As praias do Alentejo Litoral abrangidas pelo concelho de Grândola vão passar a ter mapas à entrada para identificar as áreas concessionadas, zonas de passagem, espaços de segurança e áreas livres para os banhistas, segundo revelou a ministra do Ambiente e Energia, Maria da Graça Carvalho, citada pela Lusa.
A medida resulta de uma reunião realizada na sede da Agência Portuguesa do Ambiente (APA), em Alfragide, que juntou a governante, autarcas do Algarve e o presidente da Câmara Municipal de Grândola, além da Associação Nacional de Municípios Portugueses, da AMAL – Comunidade Intermunicipal do Algarve e da APA.
De acordo com Maria da Graça Carvalho, o objetivo é garantir que, em cada entrada de praia, exista “um mapa bem visível” com o desenho das diferentes zonas de utilização do areal. A indicação deverá permitir aos utentes perceber onde podem colocar chapéus-de-sol e quais os espaços que devem permanecer livres por razões de segurança, circulação ou concessão.
Grândola entre os concelhos abrangidos pela recomendação
A recomendação vai aplicar-se às praias dos municípios que participaram na reunião e onde têm sido registadas dúvidas ou episódios relacionados com a utilização do areal. No caso do Alentejo, o concelho abrangido é Grândola.
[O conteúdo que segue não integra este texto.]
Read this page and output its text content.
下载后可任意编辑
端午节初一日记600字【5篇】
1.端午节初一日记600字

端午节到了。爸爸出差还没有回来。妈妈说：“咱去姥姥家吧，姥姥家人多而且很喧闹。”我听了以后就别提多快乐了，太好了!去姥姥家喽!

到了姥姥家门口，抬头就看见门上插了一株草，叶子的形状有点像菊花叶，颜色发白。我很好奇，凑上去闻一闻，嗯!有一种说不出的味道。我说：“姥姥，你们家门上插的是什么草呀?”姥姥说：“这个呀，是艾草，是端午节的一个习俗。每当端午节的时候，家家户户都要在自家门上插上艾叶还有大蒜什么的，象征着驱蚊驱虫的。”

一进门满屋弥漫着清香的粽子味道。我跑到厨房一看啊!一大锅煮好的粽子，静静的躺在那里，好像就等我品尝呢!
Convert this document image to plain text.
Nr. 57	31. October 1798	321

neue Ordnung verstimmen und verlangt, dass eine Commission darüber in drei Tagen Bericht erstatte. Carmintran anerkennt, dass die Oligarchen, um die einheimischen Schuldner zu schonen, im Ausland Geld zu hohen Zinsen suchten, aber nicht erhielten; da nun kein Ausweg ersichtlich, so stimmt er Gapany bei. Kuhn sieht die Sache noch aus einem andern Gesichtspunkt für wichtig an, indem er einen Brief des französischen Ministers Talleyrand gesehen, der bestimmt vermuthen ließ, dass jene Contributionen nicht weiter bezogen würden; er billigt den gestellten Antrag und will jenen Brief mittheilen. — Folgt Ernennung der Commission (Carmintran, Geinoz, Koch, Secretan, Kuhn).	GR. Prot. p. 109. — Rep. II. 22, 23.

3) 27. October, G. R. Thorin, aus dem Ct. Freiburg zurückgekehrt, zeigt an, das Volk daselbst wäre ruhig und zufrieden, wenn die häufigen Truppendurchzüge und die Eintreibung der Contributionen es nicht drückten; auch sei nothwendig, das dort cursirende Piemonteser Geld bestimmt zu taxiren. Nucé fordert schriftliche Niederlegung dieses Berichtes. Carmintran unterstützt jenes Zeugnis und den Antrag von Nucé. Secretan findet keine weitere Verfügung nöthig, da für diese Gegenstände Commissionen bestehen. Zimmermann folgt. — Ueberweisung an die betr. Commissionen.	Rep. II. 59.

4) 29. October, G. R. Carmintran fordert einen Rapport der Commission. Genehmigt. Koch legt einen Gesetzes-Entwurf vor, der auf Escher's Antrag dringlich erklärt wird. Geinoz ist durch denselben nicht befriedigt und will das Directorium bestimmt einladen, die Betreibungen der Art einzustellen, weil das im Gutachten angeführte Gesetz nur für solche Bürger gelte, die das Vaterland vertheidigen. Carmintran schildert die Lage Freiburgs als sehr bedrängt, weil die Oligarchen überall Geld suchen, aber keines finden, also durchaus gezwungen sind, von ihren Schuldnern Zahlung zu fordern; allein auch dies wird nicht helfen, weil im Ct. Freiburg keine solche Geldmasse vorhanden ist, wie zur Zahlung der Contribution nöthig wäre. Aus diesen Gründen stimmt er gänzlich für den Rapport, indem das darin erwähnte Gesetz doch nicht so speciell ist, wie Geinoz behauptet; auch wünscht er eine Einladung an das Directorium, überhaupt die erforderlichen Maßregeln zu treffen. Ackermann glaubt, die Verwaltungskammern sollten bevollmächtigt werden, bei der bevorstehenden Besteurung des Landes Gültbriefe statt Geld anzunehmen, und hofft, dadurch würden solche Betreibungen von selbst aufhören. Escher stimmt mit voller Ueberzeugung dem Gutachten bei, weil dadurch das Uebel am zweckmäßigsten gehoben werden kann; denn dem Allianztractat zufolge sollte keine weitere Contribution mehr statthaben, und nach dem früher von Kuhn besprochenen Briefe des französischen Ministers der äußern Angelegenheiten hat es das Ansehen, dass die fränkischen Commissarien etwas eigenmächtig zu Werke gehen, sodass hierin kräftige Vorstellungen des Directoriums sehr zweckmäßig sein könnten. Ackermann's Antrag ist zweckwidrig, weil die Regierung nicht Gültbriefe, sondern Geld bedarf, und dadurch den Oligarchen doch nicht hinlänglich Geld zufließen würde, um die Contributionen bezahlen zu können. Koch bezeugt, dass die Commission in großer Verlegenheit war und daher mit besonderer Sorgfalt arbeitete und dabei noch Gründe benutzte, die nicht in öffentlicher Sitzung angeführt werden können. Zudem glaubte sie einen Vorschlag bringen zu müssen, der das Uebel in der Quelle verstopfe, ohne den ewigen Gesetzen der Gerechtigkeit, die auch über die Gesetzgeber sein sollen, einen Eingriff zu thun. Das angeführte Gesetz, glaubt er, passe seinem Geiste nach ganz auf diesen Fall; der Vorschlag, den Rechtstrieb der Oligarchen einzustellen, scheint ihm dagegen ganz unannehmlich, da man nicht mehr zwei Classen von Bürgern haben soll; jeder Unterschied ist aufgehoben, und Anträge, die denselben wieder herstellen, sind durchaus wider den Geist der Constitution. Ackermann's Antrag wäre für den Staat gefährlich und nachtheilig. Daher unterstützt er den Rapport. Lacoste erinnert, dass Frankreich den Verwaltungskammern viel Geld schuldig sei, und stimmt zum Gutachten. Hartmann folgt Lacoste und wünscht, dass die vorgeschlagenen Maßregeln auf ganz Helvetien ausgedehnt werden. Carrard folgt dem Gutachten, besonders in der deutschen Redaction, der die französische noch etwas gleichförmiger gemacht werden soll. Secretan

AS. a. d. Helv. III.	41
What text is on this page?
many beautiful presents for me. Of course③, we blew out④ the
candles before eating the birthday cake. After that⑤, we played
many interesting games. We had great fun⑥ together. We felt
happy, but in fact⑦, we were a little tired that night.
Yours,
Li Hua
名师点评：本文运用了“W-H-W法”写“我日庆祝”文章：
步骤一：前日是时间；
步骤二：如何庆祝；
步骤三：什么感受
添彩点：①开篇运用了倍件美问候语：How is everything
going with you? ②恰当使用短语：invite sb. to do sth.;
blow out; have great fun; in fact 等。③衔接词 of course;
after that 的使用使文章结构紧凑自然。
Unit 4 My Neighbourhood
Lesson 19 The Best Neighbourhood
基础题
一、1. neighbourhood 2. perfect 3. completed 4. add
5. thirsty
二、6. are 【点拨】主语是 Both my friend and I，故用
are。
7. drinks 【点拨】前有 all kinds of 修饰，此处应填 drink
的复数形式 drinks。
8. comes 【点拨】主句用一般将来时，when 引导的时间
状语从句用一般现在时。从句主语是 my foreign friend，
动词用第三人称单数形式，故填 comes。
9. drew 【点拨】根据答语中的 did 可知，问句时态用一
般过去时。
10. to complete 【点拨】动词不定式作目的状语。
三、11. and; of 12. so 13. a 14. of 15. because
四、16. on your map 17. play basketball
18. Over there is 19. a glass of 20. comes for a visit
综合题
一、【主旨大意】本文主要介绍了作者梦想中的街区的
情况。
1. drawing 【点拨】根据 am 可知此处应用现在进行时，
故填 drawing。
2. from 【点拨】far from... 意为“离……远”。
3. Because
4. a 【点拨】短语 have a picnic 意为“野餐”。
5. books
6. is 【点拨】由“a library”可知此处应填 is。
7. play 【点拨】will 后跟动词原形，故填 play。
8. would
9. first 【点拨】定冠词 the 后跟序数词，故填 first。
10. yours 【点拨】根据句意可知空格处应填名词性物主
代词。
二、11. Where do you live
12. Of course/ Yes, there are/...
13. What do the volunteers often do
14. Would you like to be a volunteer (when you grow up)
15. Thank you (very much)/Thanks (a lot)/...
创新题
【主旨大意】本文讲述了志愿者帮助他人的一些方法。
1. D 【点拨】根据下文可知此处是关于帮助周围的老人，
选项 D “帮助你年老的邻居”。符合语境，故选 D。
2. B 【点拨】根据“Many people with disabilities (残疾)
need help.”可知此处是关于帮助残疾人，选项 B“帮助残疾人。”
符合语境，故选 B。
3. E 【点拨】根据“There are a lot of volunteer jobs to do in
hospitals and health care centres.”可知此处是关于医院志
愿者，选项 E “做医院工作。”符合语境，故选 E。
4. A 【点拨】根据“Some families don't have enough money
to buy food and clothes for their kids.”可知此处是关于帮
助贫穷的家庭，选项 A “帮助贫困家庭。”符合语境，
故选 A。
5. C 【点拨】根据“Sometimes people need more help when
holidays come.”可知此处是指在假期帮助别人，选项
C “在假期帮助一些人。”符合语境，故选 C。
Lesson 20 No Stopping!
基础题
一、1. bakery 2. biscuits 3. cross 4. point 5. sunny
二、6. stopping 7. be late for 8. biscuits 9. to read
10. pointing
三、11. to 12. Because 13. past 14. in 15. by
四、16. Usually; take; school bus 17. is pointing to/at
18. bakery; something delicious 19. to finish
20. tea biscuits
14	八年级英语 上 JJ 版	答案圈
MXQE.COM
Segundo a ministra, citada pela Lusa, os autarcas presentes estão “incomodados” com os mal-entendidos que têm surgido, uma vez que são frequentemente a primeira entidade a receber queixas ou pedidos de esclarecimento por parte dos banhistas.
A colocação destes mapas deverá avançar “o mais rapidamente possível”, tendo em conta que a época balnear já se encontra em curso.
Regras das concessões mantêm-se
Maria da Graça Carvalho sublinhou que a criação destes mapas não altera as regras atualmente em vigor. As áreas de concessão continuam a não poder exceder 30% da área útil da praia nem 50% da frente de praia.
A ministra explicou, no entanto, que as zonas de segurança e de passagem não entram nessas contas, devendo permanecer livres. O restante espaço deverá ficar disponível para os banhistas colocarem chapéus-de-sol ou darem outros usos permitidos ao areal.
O desenho dos mapas terá de ser definido pelos presidentes de câmara, com parecer da Autoridade Marítima e da Agência Portuguesa do Ambiente. A governante referiu ainda que a morfologia e a geografia de cada praia terão de ser consideradas na delimitação das áreas.
Acessos às praias de Grândola
Questionada sobre os acessos interditos em praias do concelho de Grândola, Maria da Graça Carvalho recordou que a APA realizou uma vistoria no ano passado, durante a qual foram identificadas intervenções necessárias.
Segundo a ministra, algumas soluções imediatas já foram implementadas, enquanto outras intervenções, como obras em parques de estacionamento ou a criação de acessos, estão em execução.
A governante adiantou ainda que deverá visitar “muito em breve” essas praias, a convite do presidente da Câmara Municipal de Grândola, para verificar no terreno os trabalhos em curso e as condições de acesso público.
Medida pretende esclarecer banhistas
A ministra do Ambiente e Energia esclareceu que a existência destes mapas não corresponde a uma obrigação legal, mas sim a uma recomendação aceite pelos autarcas presentes na reunião.
Maria da Graça Carvalho defendeu que a medida pretende clarificar a organização do espaço balnear, numa altura em que continuam a existir dúvidas sobre a sinalética utilizada em algumas praias.
Segundo a governante, as dúvidas têm estado concentradas em praias de determinados concelhos do Algarve e de Grândola, razão pela qual a recomendação deverá aplicar-se apenas a estes municípios.